Fueled by summer’s promise
Rehabilitation blurred into isolation, with winter sessions in Melbourne’s chill demanding solo drills and mental fortitude. The Australian swing anchored his efforts, memories of his 2022 Adelaide title—his lone ATP triumph—driving late-night rehab. Brisbane marked the first milestone, a doubles outing to rebuild match rhythm before singles at the Australian Open.
“it’s really hard coming back from that process, because you don’t really have anyone to speak to because no one’s done it,” Kokkinakis noted. “A lot of people do ACLs and Achilles ruptures, which are brutal, terrible injuries. But with those, a lot of people have had them, so you know who to speak to and what to do.” Even this return required precision: lighter loads in practice, monitoring serve speeds to protect the graft amid the humid Queensland air.
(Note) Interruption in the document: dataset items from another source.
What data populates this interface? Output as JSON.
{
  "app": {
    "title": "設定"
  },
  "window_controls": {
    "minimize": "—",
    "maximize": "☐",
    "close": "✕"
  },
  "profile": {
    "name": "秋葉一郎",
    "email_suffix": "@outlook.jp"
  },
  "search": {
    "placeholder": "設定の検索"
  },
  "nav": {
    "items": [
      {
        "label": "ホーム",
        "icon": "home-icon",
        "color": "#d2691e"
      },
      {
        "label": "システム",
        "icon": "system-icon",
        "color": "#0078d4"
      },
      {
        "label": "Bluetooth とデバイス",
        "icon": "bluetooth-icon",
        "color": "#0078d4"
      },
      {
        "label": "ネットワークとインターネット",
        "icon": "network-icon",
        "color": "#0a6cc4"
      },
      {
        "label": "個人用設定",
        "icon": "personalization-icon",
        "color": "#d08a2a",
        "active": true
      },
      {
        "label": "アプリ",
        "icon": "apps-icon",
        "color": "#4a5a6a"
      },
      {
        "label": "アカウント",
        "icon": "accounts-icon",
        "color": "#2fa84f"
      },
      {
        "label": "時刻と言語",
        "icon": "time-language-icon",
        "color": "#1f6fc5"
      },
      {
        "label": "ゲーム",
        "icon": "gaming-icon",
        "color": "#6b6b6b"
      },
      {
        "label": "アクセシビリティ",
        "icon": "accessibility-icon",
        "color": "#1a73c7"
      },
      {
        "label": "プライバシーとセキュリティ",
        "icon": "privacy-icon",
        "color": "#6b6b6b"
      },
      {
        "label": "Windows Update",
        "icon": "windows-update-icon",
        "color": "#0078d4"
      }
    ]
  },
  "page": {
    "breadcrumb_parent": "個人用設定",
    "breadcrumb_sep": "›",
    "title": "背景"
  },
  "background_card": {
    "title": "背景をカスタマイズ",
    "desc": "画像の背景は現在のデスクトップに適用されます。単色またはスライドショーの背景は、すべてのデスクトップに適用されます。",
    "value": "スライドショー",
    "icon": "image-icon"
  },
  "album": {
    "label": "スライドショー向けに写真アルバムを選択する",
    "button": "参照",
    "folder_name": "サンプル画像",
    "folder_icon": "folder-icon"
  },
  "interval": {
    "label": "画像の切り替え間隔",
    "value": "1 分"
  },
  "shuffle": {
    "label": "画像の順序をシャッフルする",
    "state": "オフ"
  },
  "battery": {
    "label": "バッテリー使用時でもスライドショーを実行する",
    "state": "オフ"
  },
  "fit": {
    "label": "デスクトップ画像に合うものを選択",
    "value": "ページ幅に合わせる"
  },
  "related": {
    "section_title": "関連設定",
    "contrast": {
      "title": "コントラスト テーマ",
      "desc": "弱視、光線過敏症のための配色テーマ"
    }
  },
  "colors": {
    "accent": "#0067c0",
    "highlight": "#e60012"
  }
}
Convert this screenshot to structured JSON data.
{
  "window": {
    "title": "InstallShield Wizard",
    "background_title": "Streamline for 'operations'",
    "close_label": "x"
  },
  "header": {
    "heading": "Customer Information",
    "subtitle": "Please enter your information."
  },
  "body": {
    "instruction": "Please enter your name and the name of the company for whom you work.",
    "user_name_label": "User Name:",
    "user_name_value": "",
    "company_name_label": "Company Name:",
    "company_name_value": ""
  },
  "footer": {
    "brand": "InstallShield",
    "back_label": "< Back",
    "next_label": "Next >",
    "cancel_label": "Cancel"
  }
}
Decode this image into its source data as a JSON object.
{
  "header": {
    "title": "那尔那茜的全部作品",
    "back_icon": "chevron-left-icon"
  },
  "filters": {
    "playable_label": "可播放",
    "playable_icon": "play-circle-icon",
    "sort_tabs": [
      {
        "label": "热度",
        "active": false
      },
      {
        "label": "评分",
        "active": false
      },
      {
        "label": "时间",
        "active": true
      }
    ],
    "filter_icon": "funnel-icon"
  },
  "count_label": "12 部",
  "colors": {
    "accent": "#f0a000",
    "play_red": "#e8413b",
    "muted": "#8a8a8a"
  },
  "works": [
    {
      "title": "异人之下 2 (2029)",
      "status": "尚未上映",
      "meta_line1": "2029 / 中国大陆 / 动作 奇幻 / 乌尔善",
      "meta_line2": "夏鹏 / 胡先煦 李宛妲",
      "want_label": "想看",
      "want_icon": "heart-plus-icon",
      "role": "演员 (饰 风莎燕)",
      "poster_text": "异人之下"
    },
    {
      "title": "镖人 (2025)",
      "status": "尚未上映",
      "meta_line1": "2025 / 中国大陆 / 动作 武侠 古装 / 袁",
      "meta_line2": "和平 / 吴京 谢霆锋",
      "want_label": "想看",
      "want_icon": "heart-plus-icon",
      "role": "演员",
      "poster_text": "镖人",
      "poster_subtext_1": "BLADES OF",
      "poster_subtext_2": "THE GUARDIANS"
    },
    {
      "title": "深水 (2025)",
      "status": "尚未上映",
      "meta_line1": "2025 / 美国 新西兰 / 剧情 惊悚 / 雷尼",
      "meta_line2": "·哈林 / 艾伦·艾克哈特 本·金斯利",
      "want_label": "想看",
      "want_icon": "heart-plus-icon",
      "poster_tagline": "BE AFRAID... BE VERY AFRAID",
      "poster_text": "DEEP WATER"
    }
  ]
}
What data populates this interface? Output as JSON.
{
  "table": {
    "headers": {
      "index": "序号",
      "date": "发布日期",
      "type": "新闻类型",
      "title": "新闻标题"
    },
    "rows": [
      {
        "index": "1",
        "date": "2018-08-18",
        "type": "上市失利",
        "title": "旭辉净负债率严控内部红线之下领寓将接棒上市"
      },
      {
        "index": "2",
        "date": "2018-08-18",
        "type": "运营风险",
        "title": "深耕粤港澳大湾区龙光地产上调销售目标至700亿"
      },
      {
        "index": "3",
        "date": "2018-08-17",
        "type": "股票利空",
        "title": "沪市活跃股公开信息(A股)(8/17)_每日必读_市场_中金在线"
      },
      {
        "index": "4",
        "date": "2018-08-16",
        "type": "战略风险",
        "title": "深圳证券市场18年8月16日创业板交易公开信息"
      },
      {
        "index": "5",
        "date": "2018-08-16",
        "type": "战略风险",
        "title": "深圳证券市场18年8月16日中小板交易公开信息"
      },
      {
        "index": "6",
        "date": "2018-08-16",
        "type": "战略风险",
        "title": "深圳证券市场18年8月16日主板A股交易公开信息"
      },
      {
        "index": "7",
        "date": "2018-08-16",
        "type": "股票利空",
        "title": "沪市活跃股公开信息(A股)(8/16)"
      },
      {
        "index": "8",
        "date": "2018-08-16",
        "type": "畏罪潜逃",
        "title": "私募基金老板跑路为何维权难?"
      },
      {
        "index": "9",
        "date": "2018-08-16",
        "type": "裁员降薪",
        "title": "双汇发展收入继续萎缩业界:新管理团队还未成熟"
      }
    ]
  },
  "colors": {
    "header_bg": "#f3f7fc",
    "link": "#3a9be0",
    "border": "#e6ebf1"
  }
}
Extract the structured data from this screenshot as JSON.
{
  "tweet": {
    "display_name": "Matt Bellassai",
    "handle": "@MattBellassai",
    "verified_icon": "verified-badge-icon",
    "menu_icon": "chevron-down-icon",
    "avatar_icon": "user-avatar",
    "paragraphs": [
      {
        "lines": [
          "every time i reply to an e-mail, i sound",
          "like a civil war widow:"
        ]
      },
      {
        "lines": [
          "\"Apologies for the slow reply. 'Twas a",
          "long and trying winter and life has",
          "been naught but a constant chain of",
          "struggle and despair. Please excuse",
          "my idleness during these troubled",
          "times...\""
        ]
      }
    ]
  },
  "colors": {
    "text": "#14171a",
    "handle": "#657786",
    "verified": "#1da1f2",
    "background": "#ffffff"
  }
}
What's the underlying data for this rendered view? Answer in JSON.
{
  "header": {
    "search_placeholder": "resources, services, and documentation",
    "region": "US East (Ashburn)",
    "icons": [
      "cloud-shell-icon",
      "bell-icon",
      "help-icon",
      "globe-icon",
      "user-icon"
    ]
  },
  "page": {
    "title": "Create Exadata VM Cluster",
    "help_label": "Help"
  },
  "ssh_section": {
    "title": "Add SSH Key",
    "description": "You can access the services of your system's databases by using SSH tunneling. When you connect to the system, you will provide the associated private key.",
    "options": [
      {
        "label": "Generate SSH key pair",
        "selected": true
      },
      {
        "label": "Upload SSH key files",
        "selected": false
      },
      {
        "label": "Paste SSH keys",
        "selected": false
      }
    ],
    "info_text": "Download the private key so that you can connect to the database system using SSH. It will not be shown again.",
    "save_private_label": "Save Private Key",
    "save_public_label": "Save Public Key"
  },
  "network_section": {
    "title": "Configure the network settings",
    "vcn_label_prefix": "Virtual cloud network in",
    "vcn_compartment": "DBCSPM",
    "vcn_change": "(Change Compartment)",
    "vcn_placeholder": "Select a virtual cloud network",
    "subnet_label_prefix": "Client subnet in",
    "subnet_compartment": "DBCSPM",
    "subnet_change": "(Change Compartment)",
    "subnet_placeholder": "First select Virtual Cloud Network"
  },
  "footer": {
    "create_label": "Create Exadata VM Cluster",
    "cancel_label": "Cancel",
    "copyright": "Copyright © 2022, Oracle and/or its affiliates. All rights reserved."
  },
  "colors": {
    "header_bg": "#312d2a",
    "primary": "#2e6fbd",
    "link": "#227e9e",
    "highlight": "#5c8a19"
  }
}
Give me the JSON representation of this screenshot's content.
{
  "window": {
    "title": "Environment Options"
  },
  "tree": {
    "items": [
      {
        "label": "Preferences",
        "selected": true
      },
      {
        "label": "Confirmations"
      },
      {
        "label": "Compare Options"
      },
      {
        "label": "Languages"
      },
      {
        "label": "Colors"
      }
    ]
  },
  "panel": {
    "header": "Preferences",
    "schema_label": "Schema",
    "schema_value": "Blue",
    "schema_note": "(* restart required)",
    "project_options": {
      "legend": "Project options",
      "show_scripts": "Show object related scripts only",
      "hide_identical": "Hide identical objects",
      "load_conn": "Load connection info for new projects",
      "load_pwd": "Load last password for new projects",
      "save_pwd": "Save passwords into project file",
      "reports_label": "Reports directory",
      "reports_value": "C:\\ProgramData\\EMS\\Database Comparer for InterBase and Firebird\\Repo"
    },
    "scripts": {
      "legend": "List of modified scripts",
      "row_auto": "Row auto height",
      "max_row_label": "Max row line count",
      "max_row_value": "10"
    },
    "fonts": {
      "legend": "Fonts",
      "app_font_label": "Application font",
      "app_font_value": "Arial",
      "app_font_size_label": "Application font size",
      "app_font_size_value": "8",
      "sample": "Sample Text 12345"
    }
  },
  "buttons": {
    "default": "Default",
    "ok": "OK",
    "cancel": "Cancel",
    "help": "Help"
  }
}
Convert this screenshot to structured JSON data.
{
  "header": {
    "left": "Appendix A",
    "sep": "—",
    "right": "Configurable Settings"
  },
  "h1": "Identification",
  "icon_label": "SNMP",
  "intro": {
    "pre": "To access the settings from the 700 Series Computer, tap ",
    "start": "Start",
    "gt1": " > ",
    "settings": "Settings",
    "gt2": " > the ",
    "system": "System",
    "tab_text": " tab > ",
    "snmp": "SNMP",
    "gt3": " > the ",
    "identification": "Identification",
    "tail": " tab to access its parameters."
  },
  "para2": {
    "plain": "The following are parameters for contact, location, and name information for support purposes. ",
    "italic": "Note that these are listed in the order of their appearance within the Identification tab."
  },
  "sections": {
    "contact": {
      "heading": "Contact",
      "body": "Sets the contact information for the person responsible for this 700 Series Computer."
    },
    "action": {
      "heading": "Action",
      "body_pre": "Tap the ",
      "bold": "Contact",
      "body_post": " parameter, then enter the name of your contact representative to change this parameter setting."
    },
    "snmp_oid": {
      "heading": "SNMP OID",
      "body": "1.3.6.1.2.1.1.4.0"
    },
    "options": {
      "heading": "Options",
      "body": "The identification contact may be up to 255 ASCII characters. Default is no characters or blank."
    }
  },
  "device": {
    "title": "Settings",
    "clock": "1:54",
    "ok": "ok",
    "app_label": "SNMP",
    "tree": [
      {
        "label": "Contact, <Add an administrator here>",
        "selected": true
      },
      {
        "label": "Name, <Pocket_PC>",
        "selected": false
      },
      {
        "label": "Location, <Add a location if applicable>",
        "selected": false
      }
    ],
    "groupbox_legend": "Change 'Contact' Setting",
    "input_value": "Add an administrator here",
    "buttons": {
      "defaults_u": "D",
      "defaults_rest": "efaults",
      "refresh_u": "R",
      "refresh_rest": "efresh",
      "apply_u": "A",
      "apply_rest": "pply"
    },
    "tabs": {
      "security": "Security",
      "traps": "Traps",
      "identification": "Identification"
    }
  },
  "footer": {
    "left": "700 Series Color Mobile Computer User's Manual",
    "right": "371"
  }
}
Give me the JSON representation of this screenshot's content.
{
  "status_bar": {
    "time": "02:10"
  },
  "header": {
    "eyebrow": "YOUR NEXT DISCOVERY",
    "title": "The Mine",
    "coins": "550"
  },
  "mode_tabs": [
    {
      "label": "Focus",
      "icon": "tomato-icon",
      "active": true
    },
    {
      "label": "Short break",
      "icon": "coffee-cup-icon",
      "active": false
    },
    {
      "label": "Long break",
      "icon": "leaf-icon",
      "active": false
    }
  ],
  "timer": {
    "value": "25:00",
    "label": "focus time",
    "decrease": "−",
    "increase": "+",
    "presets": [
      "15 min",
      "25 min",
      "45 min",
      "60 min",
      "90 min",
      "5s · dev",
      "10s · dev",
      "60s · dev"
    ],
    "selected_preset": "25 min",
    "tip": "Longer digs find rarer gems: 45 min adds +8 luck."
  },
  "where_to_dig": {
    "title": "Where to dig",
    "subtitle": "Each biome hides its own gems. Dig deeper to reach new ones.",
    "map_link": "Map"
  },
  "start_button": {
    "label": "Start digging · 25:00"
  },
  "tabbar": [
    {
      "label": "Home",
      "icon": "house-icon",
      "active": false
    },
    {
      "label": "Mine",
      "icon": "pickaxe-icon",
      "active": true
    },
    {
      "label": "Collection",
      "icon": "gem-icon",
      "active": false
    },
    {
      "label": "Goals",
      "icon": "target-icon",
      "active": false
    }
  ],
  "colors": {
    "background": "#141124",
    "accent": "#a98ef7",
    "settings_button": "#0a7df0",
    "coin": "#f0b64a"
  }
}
Stop-start progress tested his patience, but home crowds provided the spark. “There’s a lot of unknowns, but I have just done a lot of training to try and get myself in a position where I can even play a doubles match,” he said. “it’s been very stop/start. I don’t know how my future is going to go, what it holds, but I’ve done everything I can to give myself at least a chance. I’m taking it day by day.”
The win reignited a fire dimmed by what-ifs, with crowds roaring as he traded volleys. Isolated training had been grueling, yet the vision of competing in Australia kept him grinding. “I was so sick of training, and just being in Melbourne in the winter with no one to really train with and trying to motivate myself for the Aussie summer,” he shared. “That was always the carrot at the end, just trying to look forward to that moment, not knowing if I can actually play.”
“Just doing everything I can. Endless injections, cortisones, trying to get myself to a spot where I can take the court. it’s a feeling that is very hard to replicate. I’m not taking it for granted, and I know that’s what I will miss the most when eventually I stop playing.” All efforts focused on this stage, blending tactical tweaks—like 1–2 patterns from the baseline to stretch opponents—with emotional resilience. As the Brisbane International unfolds, his adjusted game on these grippy hard courts positions him for deeper runs, turning survival into resurgence ahead of Melbourne Park.